Que t'a apporté la scène ?
Plein de choses : l'assurance, le plaisir du partage, l'ouverture vers les autres. C'est énergisant, ressourçant, ça nourrit. Il y a les rencontres avec les artistes, avec le public. Passer de 70.000 personnes au festival de Montréal, pour me retrouver, quelques heures après, dans une boîte avec Prince ou Maceo Parker, c'est fantastique et ça remet les pendules à l'heure.

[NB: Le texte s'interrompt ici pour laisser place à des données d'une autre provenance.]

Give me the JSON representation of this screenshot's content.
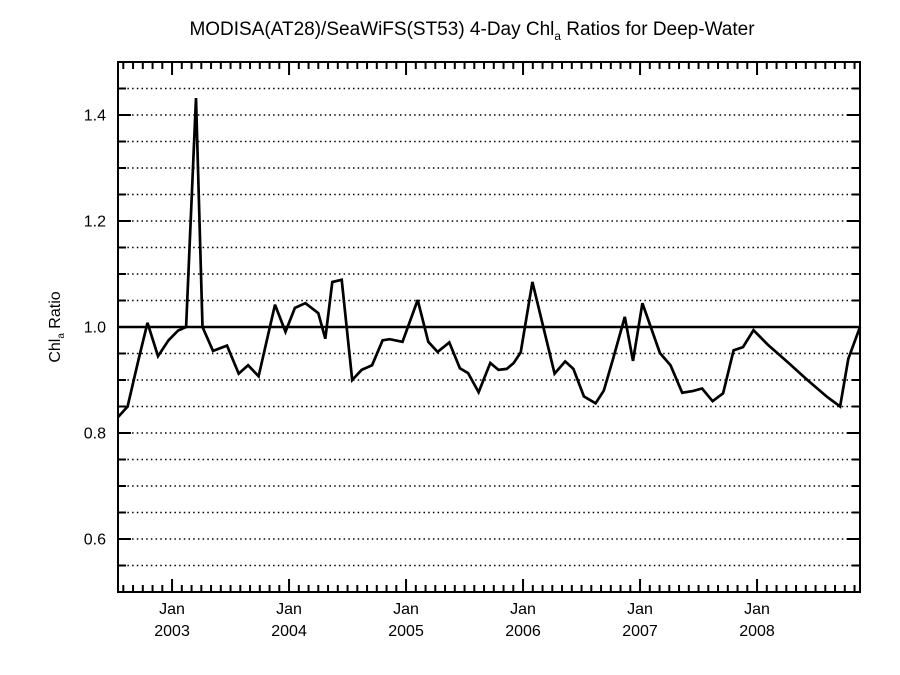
{
  "figure": {
    "background_color": "#ffffff",
    "foreground_color": "#000000"
  },
  "chart_data": {
    "type": "line",
    "title": {
      "pre": "MODISA(AT28)/SeaWiFS(ST53) 4-Day Chl",
      "sub": "a",
      "post": " Ratios for Deep-Water"
    },
    "ylabel": {
      "pre": "Chl",
      "sub": "a",
      "post": " Ratio"
    },
    "xlabel": "",
    "xlim": [
      2002.538,
      2008.88
    ],
    "ylim": [
      0.5,
      1.5
    ],
    "grid": "horizontal dotted every 0.05, solid reference at 1.0",
    "legend": "none",
    "reference_line_y": 1.0,
    "y_major_ticks": [
      0.6,
      0.8,
      1.0,
      1.2,
      1.4
    ],
    "y_tick_labels": [
      "0.6",
      "0.8",
      "1.0",
      "1.2",
      "1.4"
    ],
    "y_grid_step": 0.05,
    "x_minor_tick_unit": "month",
    "x_major_ticks": [
      {
        "t": 2003,
        "line1": "Jan",
        "line2": "2003"
      },
      {
        "t": 2004,
        "line1": "Jan",
        "line2": "2004"
      },
      {
        "t": 2005,
        "line1": "Jan",
        "line2": "2005"
      },
      {
        "t": 2006,
        "line1": "Jan",
        "line2": "2006"
      },
      {
        "t": 2007,
        "line1": "Jan",
        "line2": "2007"
      },
      {
        "t": 2008,
        "line1": "Jan",
        "line2": "2008"
      }
    ],
    "series": [
      {
        "name": "MODISA(AT28)/SeaWiFS(ST53) 4-day deep-water Chl_a ratio",
        "color": "#000000",
        "points": [
          [
            2002.538,
            0.83
          ],
          [
            2002.62,
            0.85
          ],
          [
            2002.71,
            0.935
          ],
          [
            2002.79,
            1.008
          ],
          [
            2002.88,
            0.945
          ],
          [
            2002.97,
            0.975
          ],
          [
            2003.05,
            0.993
          ],
          [
            2003.12,
            1.0
          ],
          [
            2003.205,
            1.432
          ],
          [
            2003.26,
            1.0
          ],
          [
            2003.35,
            0.955
          ],
          [
            2003.47,
            0.965
          ],
          [
            2003.57,
            0.912
          ],
          [
            2003.65,
            0.928
          ],
          [
            2003.74,
            0.907
          ],
          [
            2003.88,
            1.042
          ],
          [
            2003.97,
            0.991
          ],
          [
            2004.05,
            1.036
          ],
          [
            2004.14,
            1.045
          ],
          [
            2004.25,
            1.026
          ],
          [
            2004.31,
            0.978
          ],
          [
            2004.37,
            1.085
          ],
          [
            2004.45,
            1.089
          ],
          [
            2004.54,
            0.9
          ],
          [
            2004.62,
            0.919
          ],
          [
            2004.71,
            0.928
          ],
          [
            2004.8,
            0.975
          ],
          [
            2004.86,
            0.977
          ],
          [
            2004.97,
            0.972
          ],
          [
            2005.1,
            1.051
          ],
          [
            2005.19,
            0.972
          ],
          [
            2005.27,
            0.953
          ],
          [
            2005.37,
            0.971
          ],
          [
            2005.46,
            0.922
          ],
          [
            2005.53,
            0.913
          ],
          [
            2005.62,
            0.877
          ],
          [
            2005.72,
            0.932
          ],
          [
            2005.79,
            0.919
          ],
          [
            2005.86,
            0.921
          ],
          [
            2005.92,
            0.932
          ],
          [
            2005.98,
            0.952
          ],
          [
            2006.08,
            1.085
          ],
          [
            2006.27,
            0.912
          ],
          [
            2006.36,
            0.935
          ],
          [
            2006.43,
            0.921
          ],
          [
            2006.52,
            0.869
          ],
          [
            2006.62,
            0.856
          ],
          [
            2006.69,
            0.88
          ],
          [
            2006.77,
            0.94
          ],
          [
            2006.87,
            1.019
          ],
          [
            2006.94,
            0.936
          ],
          [
            2007.02,
            1.045
          ],
          [
            2007.17,
            0.951
          ],
          [
            2007.26,
            0.928
          ],
          [
            2007.36,
            0.876
          ],
          [
            2007.45,
            0.879
          ],
          [
            2007.53,
            0.884
          ],
          [
            2007.62,
            0.86
          ],
          [
            2007.71,
            0.875
          ],
          [
            2007.8,
            0.956
          ],
          [
            2007.88,
            0.962
          ],
          [
            2007.97,
            0.994
          ],
          [
            2008.09,
            0.967
          ],
          [
            2008.26,
            0.934
          ],
          [
            2008.43,
            0.9
          ],
          [
            2008.6,
            0.868
          ],
          [
            2008.71,
            0.85
          ],
          [
            2008.78,
            0.94
          ],
          [
            2008.88,
            1.0
          ]
        ]
      }
    ]
  }
}
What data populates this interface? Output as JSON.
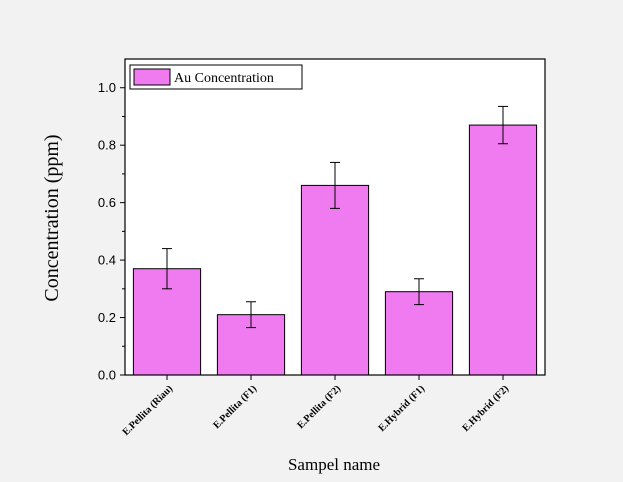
{
  "chart_data": {
    "type": "bar",
    "categories": [
      "E.Pellita (Riau)",
      "E.Pellita (F1)",
      "E.Pellita (F2)",
      "E.Hybrid (F1)",
      "E.Hybrid (F2)"
    ],
    "series": [
      {
        "name": "Au Concentration",
        "values": [
          0.37,
          0.21,
          0.66,
          0.29,
          0.87
        ],
        "errors": [
          0.07,
          0.045,
          0.08,
          0.045,
          0.065
        ]
      }
    ],
    "xlabel": "Sampel name",
    "ylabel": "Concentration (ppm)",
    "ylim": [
      0.0,
      1.1
    ],
    "yticks": [
      "0.0",
      "0.2",
      "0.4",
      "0.6",
      "0.8",
      "1.0"
    ],
    "grid": false,
    "legend_position": "top-left",
    "bar_color": "#f07bf0",
    "background_color": "#f2f2f2"
  }
}
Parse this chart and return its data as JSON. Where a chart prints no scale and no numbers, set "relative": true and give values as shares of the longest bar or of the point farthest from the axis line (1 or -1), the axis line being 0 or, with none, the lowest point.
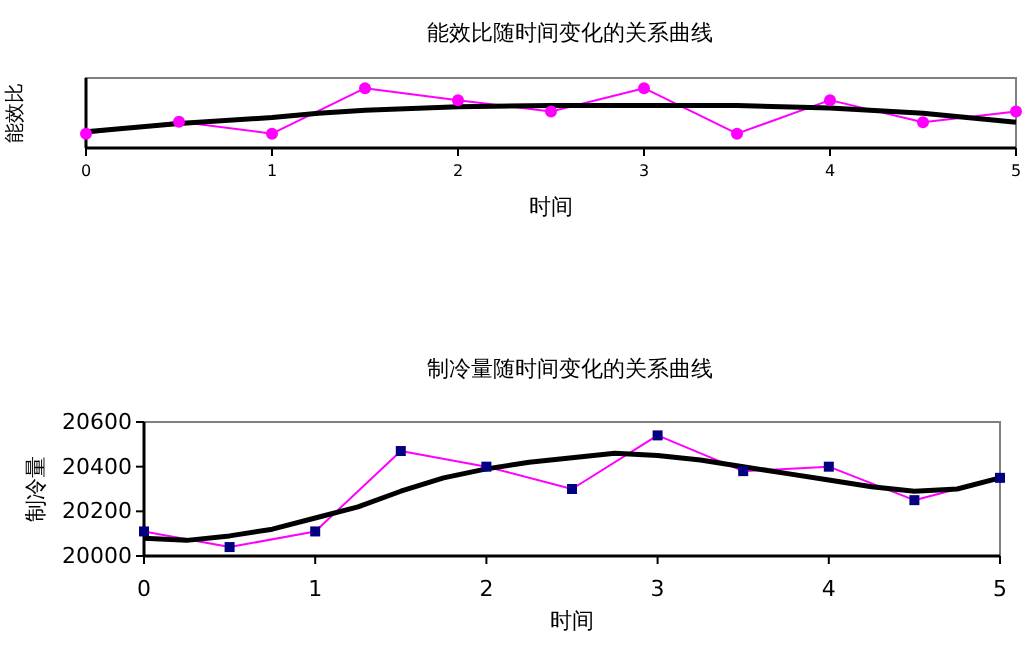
{
  "chart_data": [
    {
      "type": "line",
      "title": "能效比随时间变化的关系曲线",
      "xlabel": "时间",
      "ylabel": "能效比",
      "relative": true,
      "xlim": [
        0,
        5
      ],
      "xticks": [
        0,
        1,
        2,
        3,
        4,
        5
      ],
      "series": [
        {
          "color": "#ff00ff",
          "marker": "circle",
          "x": [
            0,
            0.5,
            1,
            1.5,
            2,
            2.5,
            3,
            3.5,
            4,
            4.5,
            5
          ],
          "values": [
            0.24,
            0.44,
            0.24,
            1,
            0.8,
            0.61,
            1,
            0.24,
            0.8,
            0.43,
            0.61
          ]
        },
        {
          "color": "#000000",
          "marker": "none",
          "x": [
            0,
            0.5,
            1,
            1.25,
            1.5,
            2,
            2.5,
            3,
            3.5,
            4,
            4.5,
            5
          ],
          "values": [
            0.27,
            0.41,
            0.51,
            0.58,
            0.63,
            0.69,
            0.71,
            0.71,
            0.71,
            0.67,
            0.58,
            0.43
          ]
        }
      ]
    },
    {
      "type": "line",
      "title": "制冷量随时间变化的关系曲线",
      "xlabel": "时间",
      "ylabel": "制冷量",
      "xlim": [
        0,
        5
      ],
      "xticks": [
        0,
        1,
        2,
        3,
        4,
        5
      ],
      "ylim": [
        20000,
        20600
      ],
      "yticks": [
        20000,
        20200,
        20400,
        20600
      ],
      "series": [
        {
          "color": "#ff00ff",
          "marker": "square",
          "x": [
            0,
            0.5,
            1,
            1.5,
            2,
            2.5,
            3,
            3.5,
            4,
            4.5,
            5
          ],
          "values": [
            20110,
            20040,
            20110,
            20470,
            20400,
            20300,
            20540,
            20380,
            20400,
            20250,
            20350
          ]
        },
        {
          "color": "#000000",
          "marker": "none",
          "x": [
            0,
            0.25,
            0.5,
            0.75,
            1,
            1.25,
            1.5,
            1.75,
            2,
            2.25,
            2.5,
            2.75,
            3,
            3.25,
            3.5,
            3.75,
            4,
            4.25,
            4.5,
            4.75,
            5
          ],
          "values": [
            20080,
            20070,
            20090,
            20120,
            20170,
            20220,
            20290,
            20350,
            20390,
            20420,
            20440,
            20460,
            20450,
            20430,
            20400,
            20370,
            20340,
            20310,
            20290,
            20300,
            20350
          ]
        }
      ]
    }
  ]
}
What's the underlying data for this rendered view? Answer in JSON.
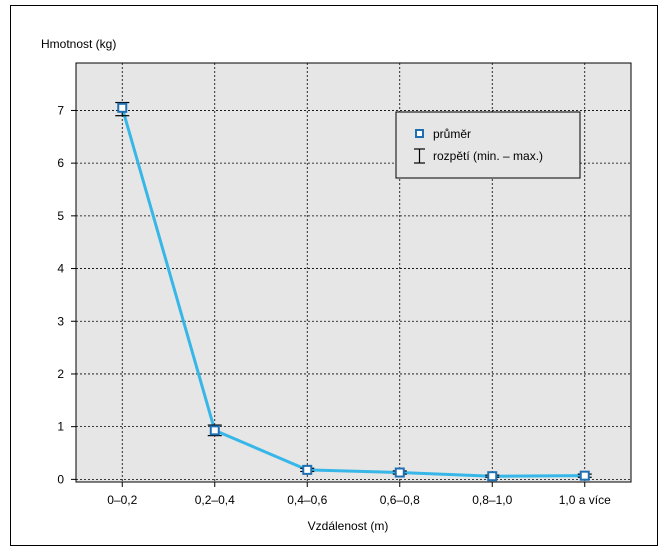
{
  "chart_data": {
    "type": "line",
    "title": "",
    "ylabel": "Hmotnost (kg)",
    "xlabel": "Vzdálenost (m)",
    "categories": [
      "0–0,2",
      "0,2–0,4",
      "0,4–0,6",
      "0,6–0,8",
      "0,8–1,0",
      "1,0 a více"
    ],
    "ylim": [
      -0.05,
      7.9
    ],
    "yticks": [
      0,
      1,
      2,
      3,
      4,
      5,
      6,
      7
    ],
    "grid": true,
    "legend_position": "top-right",
    "series": [
      {
        "name": "průměr",
        "values": [
          7.05,
          0.93,
          0.18,
          0.13,
          0.06,
          0.07
        ],
        "range_min": [
          6.9,
          0.83,
          0.15,
          0.1,
          0.04,
          0.04
        ],
        "range_max": [
          7.15,
          1.03,
          0.21,
          0.16,
          0.08,
          0.1
        ]
      }
    ],
    "legend": {
      "mean_label": "průměr",
      "range_label": "rozpětí (min. – max.)"
    },
    "colors": {
      "line": "#36b7e8",
      "marker": "#1f6fb3",
      "grid": "#000000",
      "background": "#e6e6e6"
    }
  }
}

C'est toi qui a conçu la pochette ?
Ben oui... Les restes des Beaux-Arts ! Mais aussi parce que j'aime vraiment le faire, j'aime tout suivre d'un bout à l'autre, je sais exactement ce que je veux et c'est vachement bien de pouvoir maîtriser ça car j'adorais les pochettes vinyles et j'ai voulu garder cette magie mais aussi proposer aux gens un concept, un bel objet. Je me rends compte aujourd'hui à quel point les Beaux-Arts me servent. J'ai d'ailleurs été nommé pour ma pochette aux Victoires !!!
Le Net, c'est important pour toi ?
Pas plus que ça. Je préfère le contact charnel au contact virtuel. Pour moi c'est plus important. Je sais qu'aujourd'hui c'est indispensable aussi, comme tout le monde, j'ai un blog. Et puis je vois les images de mes concerts. Mais le Net me sert surtout à acheter de la musique... et des nœuds papillon !!!"